You probably stated this in your previous post, but what is the result from
your call to mysql() ? Is this call failing so that when you get to
mysql_insert_id(), the id doesn’t exist?
HTH
Sam Masiello
Systems Analyst
Chek.Com
(716) 853-1362 x289
[EMAIL PROTECTED]
-----Original Message-----
From: Boget, Chris [mailto:[EMAIL PROTECTED]]
Sent: Wednesday, January 24, 2001 4:20 PM
To: 'Sam Masiello'; Php (E-mail)
Subject: RE: [PHP] mysql_insert_id()
> When you are using mysql_insert_id, you don't want to pass it
> the result of your previous SQL statement as in:
> $result = mysql"mydb", "My SQL statement", $my_connect) ;
> $last_id = mysql_insert_id($result)
This is what it sounds like it's looking for in the documentation.
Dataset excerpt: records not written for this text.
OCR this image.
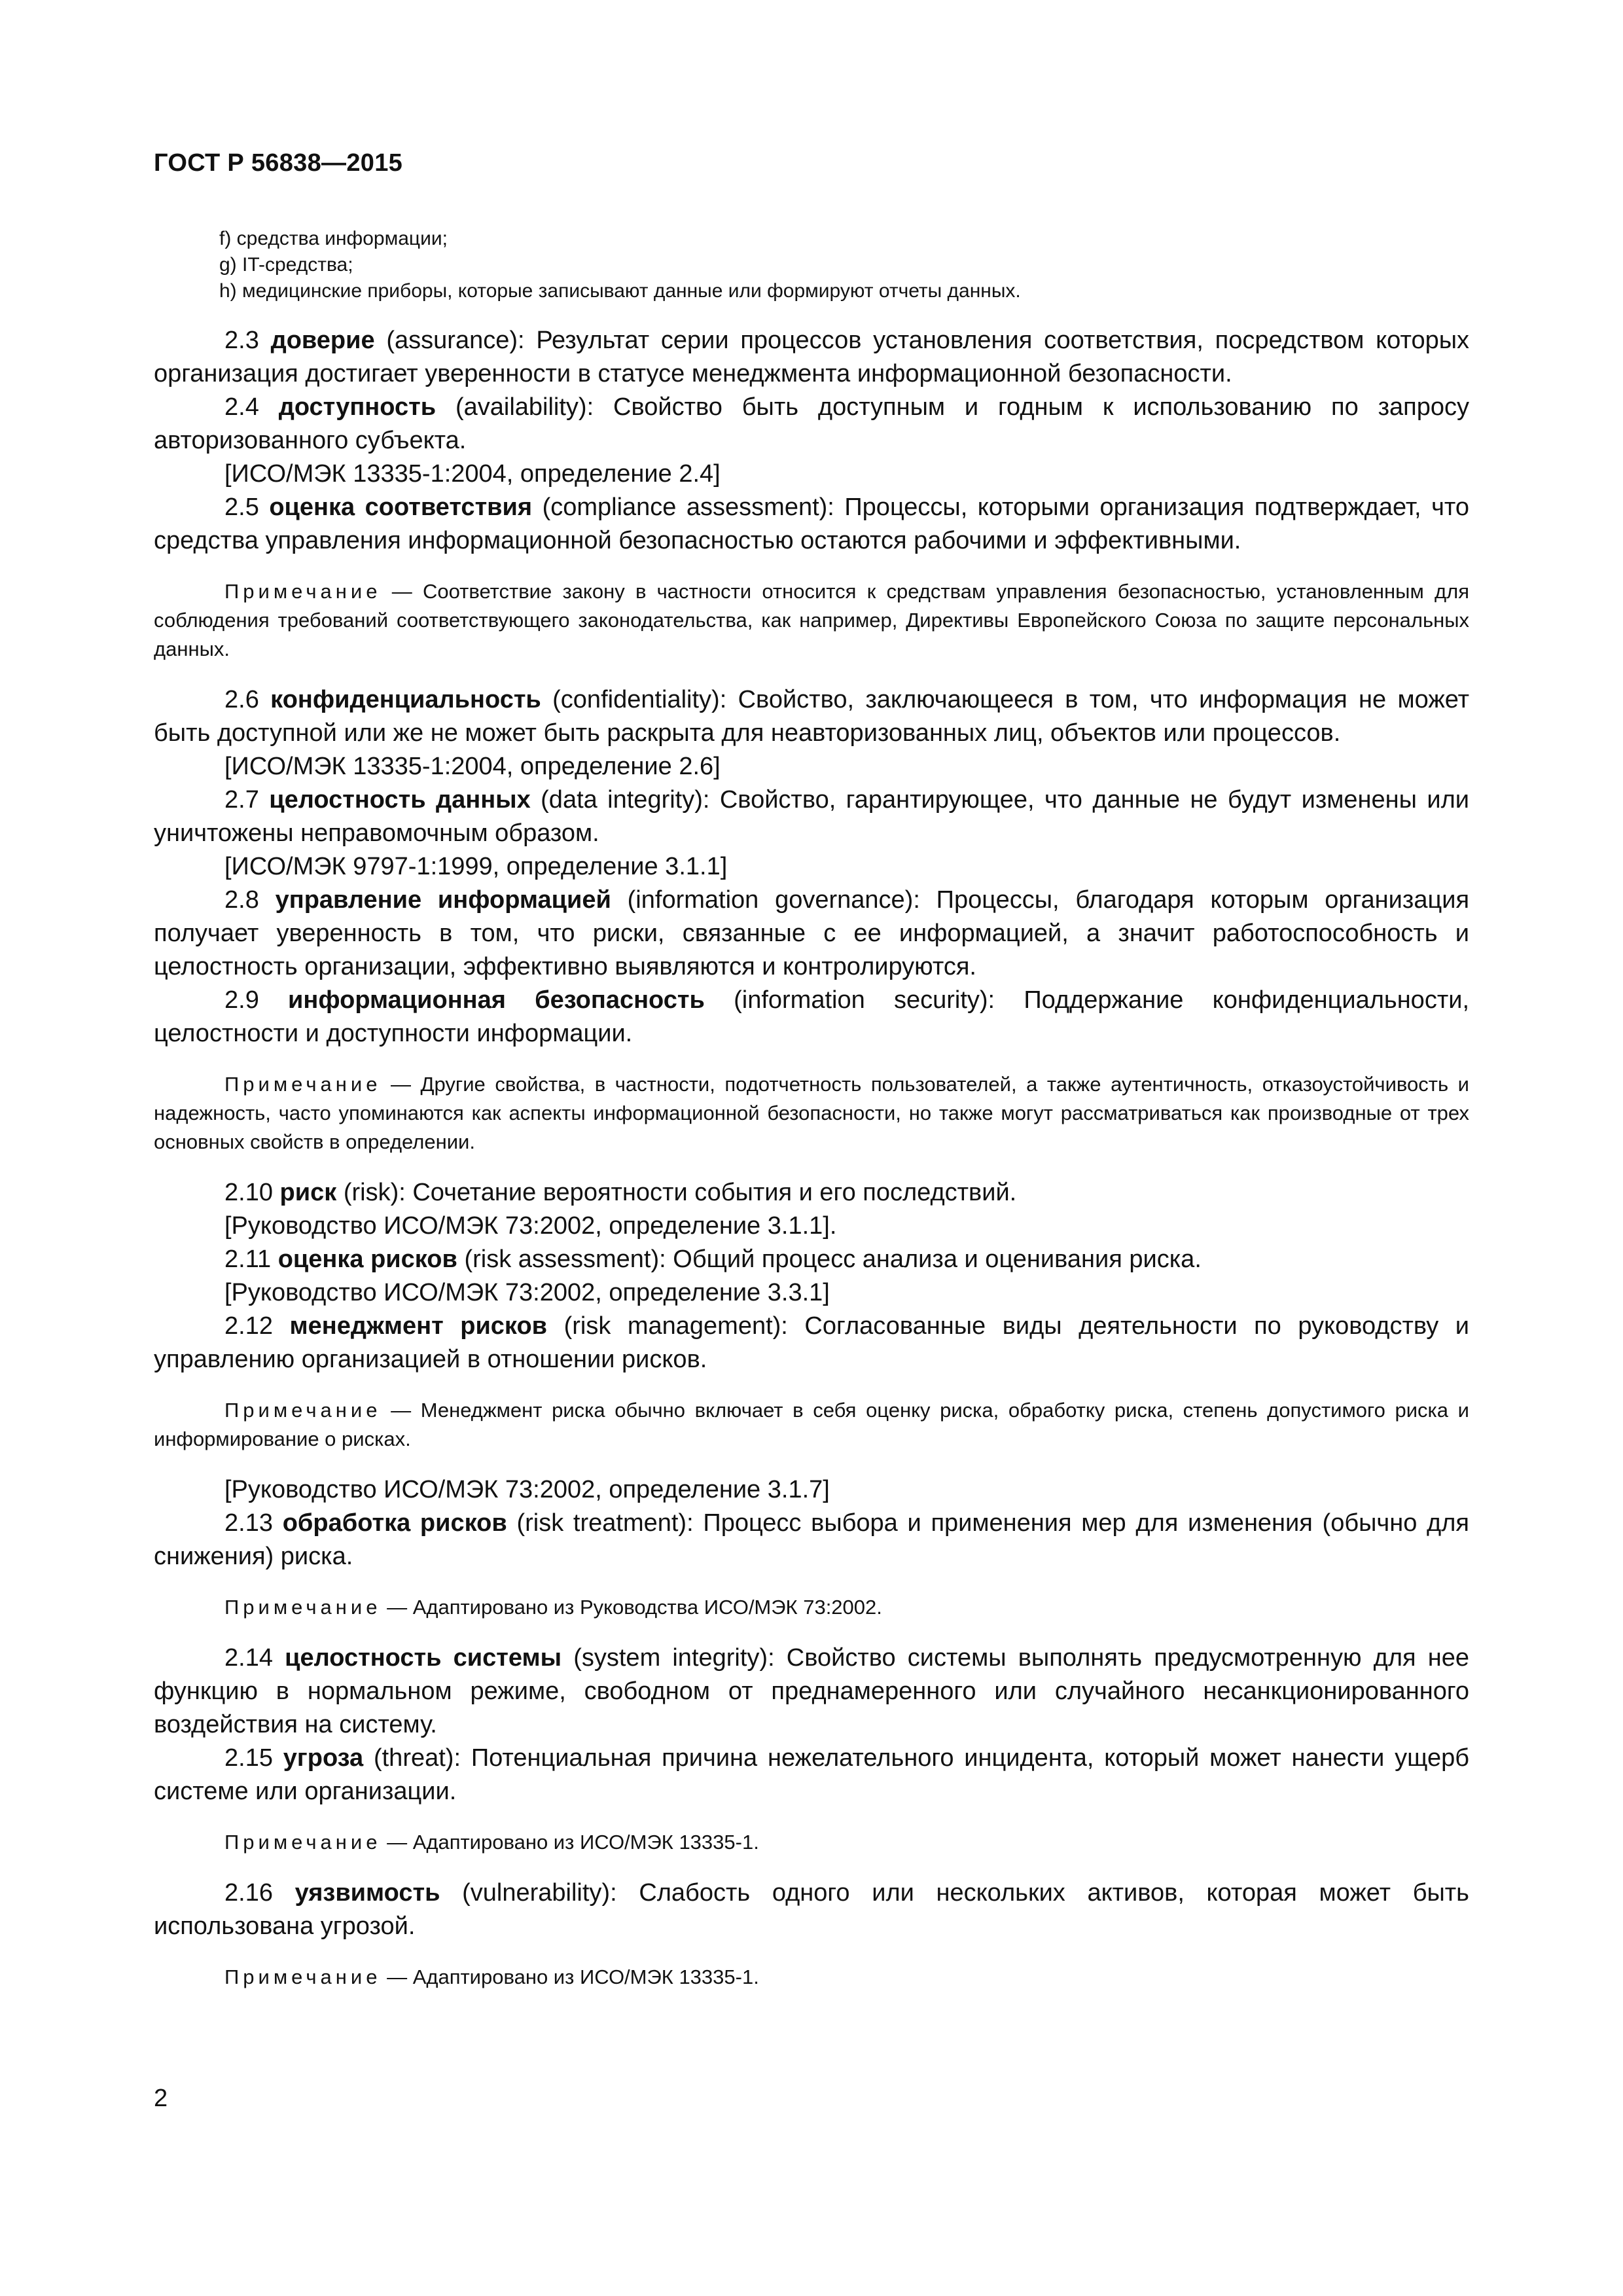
ГОСТ Р 56838—2015

f) средства информации;

g) IT-средства;

h) медицинские приборы, которые записывают данные или формируют отчеты данных.

2.3 доверие (assurance): Результат серии процессов установления соответствия, посредством которых организация достигает уверенности в статусе менеджмента информационной безопасности.

2.4 доступность (availability): Свойство быть доступным и годным к использованию по запросу авторизованного субъекта.

[ИСО/МЭК 13335-1:2004, определение 2.4]

2.5 оценка соответствия (compliance assessment): Процессы, которыми организация подтверждает, что средства управления информационной безопасностью остаются рабочими и эффективными.

Примечание — Соответствие закону в частности относится к средствам управления безопасностью, установленным для соблюдения требований соответствующего законодательства, как например, Директивы Европейского Союза по защите персональных данных.

2.6 конфиденциальность (confidentiality): Свойство, заключающееся в том, что информация не может быть доступной или же не может быть раскрыта для неавторизованных лиц, объектов или процессов.

[ИСО/МЭК 13335-1:2004, определение 2.6]

2.7 целостность данных (data integrity): Свойство, гарантирующее, что данные не будут изменены или уничтожены неправомочным образом.

[ИСО/МЭК 9797-1:1999, определение 3.1.1]

2.8 управление информацией (information governance): Процессы, благодаря которым организация получает уверенность в том, что риски, связанные с ее информацией, а значит работоспособность и целостность организации, эффективно выявляются и контролируются.

2.9 информационная безопасность (information security): Поддержание конфиденциальности, целостности и доступности информации.

Примечание — Другие свойства, в частности, подотчетность пользователей, а также аутентичность, отказоустойчивость и надежность, часто упоминаются как аспекты информационной безопасности, но также могут рассматриваться как производные от трех основных свойств в определении.

2.10 риск (risk): Сочетание вероятности события и его последствий.

[Руководство ИСО/МЭК 73:2002, определение 3.1.1].

2.11 оценка рисков (risk assessment): Общий процесс анализа и оценивания риска.

[Руководство ИСО/МЭК 73:2002, определение 3.3.1]

2.12 менеджмент рисков (risk management): Согласованные виды деятельности по руководству и управлению организацией в отношении рисков.

Примечание — Менеджмент риска обычно включает в себя оценку риска, обработку риска, степень допустимого риска и информирование о рисках.

[Руководство ИСО/МЭК 73:2002, определение 3.1.7]

2.13 обработка рисков (risk treatment): Процесс выбора и применения мер для изменения (обычно для снижения) риска.

Примечание — Адаптировано из Руководства ИСО/МЭК 73:2002.

2.14 целостность системы (system integrity): Свойство системы выполнять предусмотренную для нее функцию в нормальном режиме, свободном от преднамеренного или случайного несанкционированного воздействия на систему.

2.15 угроза (threat): Потенциальная причина нежелательного инцидента, который может нанести ущерб системе или организации.

Примечание — Адаптировано из ИСО/МЭК 13335-1.

2.16 уязвимость (vulnerability): Слабость одного или нескольких активов, которая может быть использована угрозой.

Примечание — Адаптировано из ИСО/МЭК 13335-1.

2
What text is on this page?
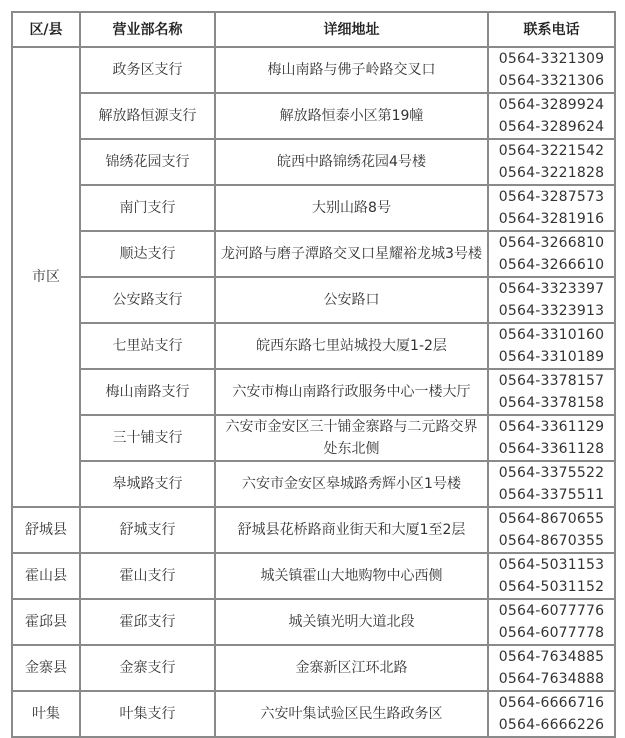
区/县	营业部名称	详细地址	联系电话
市区	政务区支行	梅山南路与佛子岭路交叉口	0564-3321309
0564-3321306

	解放路恒源支行	解放路恒泰小区第19幢	0564-3289924
0564-3289624

	锦绣花园支行	皖西中路锦绣花园4号楼	0564-3221542
0564-3221828

	南门支行	大别山路8号	0564-3287573
0564-3281916

	顺达支行	龙河路与磨子潭路交叉口星耀裕龙城3号楼	0564-3266810
0564-3266610

	公安路支行	公安路口	0564-3323397
0564-3323913

	七里站支行	皖西东路七里站城投大厦1-2层	0564-3310160
0564-3310189

	梅山南路支行	六安市梅山南路行政服务中心一楼大厅	0564-3378157
0564-3378158

	三十铺支行	六安市金安区三十铺金寨路与二元路交界处东北侧	0564-3361129
0564-3361128

	皋城路支行	六安市金安区皋城路秀辉小区1号楼	0564-3375522
0564-3375511

舒城县	舒城支行	舒城县花桥路商业街天和大厦1至2层	0564-8670655
0564-8670355

霍山县	霍山支行	城关镇霍山大地购物中心西侧	0564-5031153
0564-5031152

霍邱县	霍邱支行	城关镇光明大道北段	0564-6077776
0564-6077778

金寨县	金寨支行	金寨新区江环北路	0564-7634885
0564-7634888

叶集	叶集支行	六安叶集试验区民生路政务区	0564-6666716
0564-6666226
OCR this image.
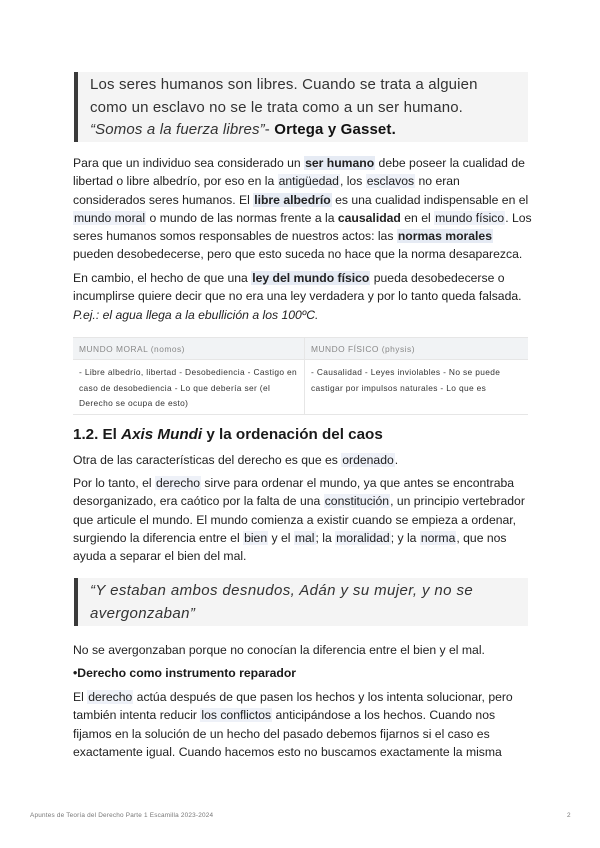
Los seres humanos son libres. Cuando se trata a alguien como un esclavo no se le trata como a un ser humano. “Somos a la fuerza libres”- Ortega y Gasset.
Para que un individuo sea considerado un ser humano debe poseer la cualidad de libertad o libre albedrío, por eso en la antigüedad, los esclavos no eran considerados seres humanos. El libre albedrío es una cualidad indispensable en el mundo moral o mundo de las normas frente a la causalidad en el mundo físico. Los seres humanos somos responsables de nuestros actos: las normas morales pueden desobedecerse, pero que esto suceda no hace que la norma desaparezca.
En cambio, el hecho de que una ley del mundo físico pueda desobedecerse o incumplirse quiere decir que no era una ley verdadera y por lo tanto queda falsada. P.ej.: el agua llega a la ebullición a los 100ºC.
MUNDO MORAL (nomos)	MUNDO FÍSICO (physis)
- Libre albedrío, libertad - Desobediencia - Castigo en caso de desobediencia - Lo que debería ser (el Derecho se ocupa de esto)	- Causalidad - Leyes inviolables - No se puede castigar por impulsos naturales - Lo que es
1.2. El Axis Mundi y la ordenación del caos
Otra de las características del derecho es que es ordenado.
Por lo tanto, el derecho sirve para ordenar el mundo, ya que antes se encontraba desorganizado, era caótico por la falta de una constitución, un principio vertebrador que articule el mundo. El mundo comienza a existir cuando se empieza a ordenar, surgiendo la diferencia entre el bien y el mal; la moralidad; y la norma, que nos ayuda a separar el bien del mal.
“Y estaban ambos desnudos, Adán y su mujer, y no se avergonzaban”
No se avergonzaban porque no conocían la diferencia entre el bien y el mal.
•Derecho como instrumento reparador
El derecho actúa después de que pasen los hechos y los intenta solucionar, pero también intenta reducir los conflictos anticipándose a los hechos. Cuando nos fijamos en la solución de un hecho del pasado debemos fijarnos si el caso es exactamente igual. Cuando hacemos esto no buscamos exactamente la misma
Apuntes de Teoría del Derecho Parte 1 Escamilla 2023-2024	2
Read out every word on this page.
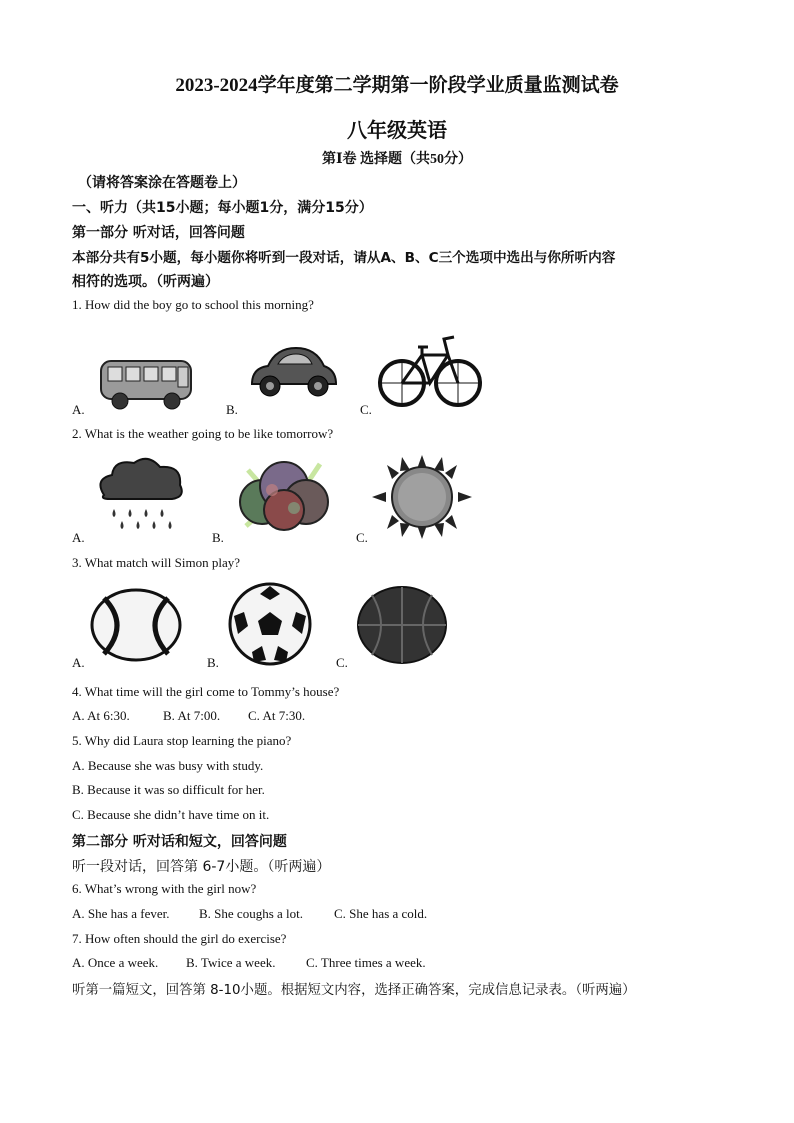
2023-2024学年度第二学期第一阶段学业质量监测试卷
八年级英语
第Ⅰ卷 选择题（共50分）
（请将答案涂在答题卷上）
一、听力（共15小题；每小题1分，满分15分）
第一部分 听对话，回答问题
本部分共有5小题，每小题你将听到一段对话，请从A、B、C三个选项中选出与你所听内容
相符的选项。（听两遍）
1. How did the boy go to school this morning?
A.	B.	C.
2. What is the weather going to be like tomorrow?
A.	B.	C.
3. What match will Simon play?
A.	B.	C.
4. What time will the girl come to Tommy’s house?
A. At 6:30.	B. At 7:00. C. At 7:30.
5. Why did Laura stop learning the piano?
A. Because she was busy with study.
B. Because it was so difficult for her.
C. Because she didn’t have time on it.
第二部分 听对话和短文，回答问题
听一段对话，回答第 6-7小题。（听两遍）
6. What’s wrong with the girl now?
A. She has a fever. B. She coughs a lot. C. She has a cold.
7. How often should the girl do exercise?
A. Once a week. B. Twice a week. C. Three times a week.
听第一篇短文，回答第 8-10小题。根据短文内容，选择正确答案，完成信息记录表。（听两遍）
It
could be just how I'm reading it. :p
> Rather, you want to pass it the link identifier from your
> mysql_connect like:
> $result = mysql("mydb", "My SQL statement", $my_connect) ;
> $last_id = mysql_insert_id($my_connect)
Tried this, too, with no luck. :( I'm using mysql_pconnect() and
mysql_connect() and neither seems to help my situation.
Chris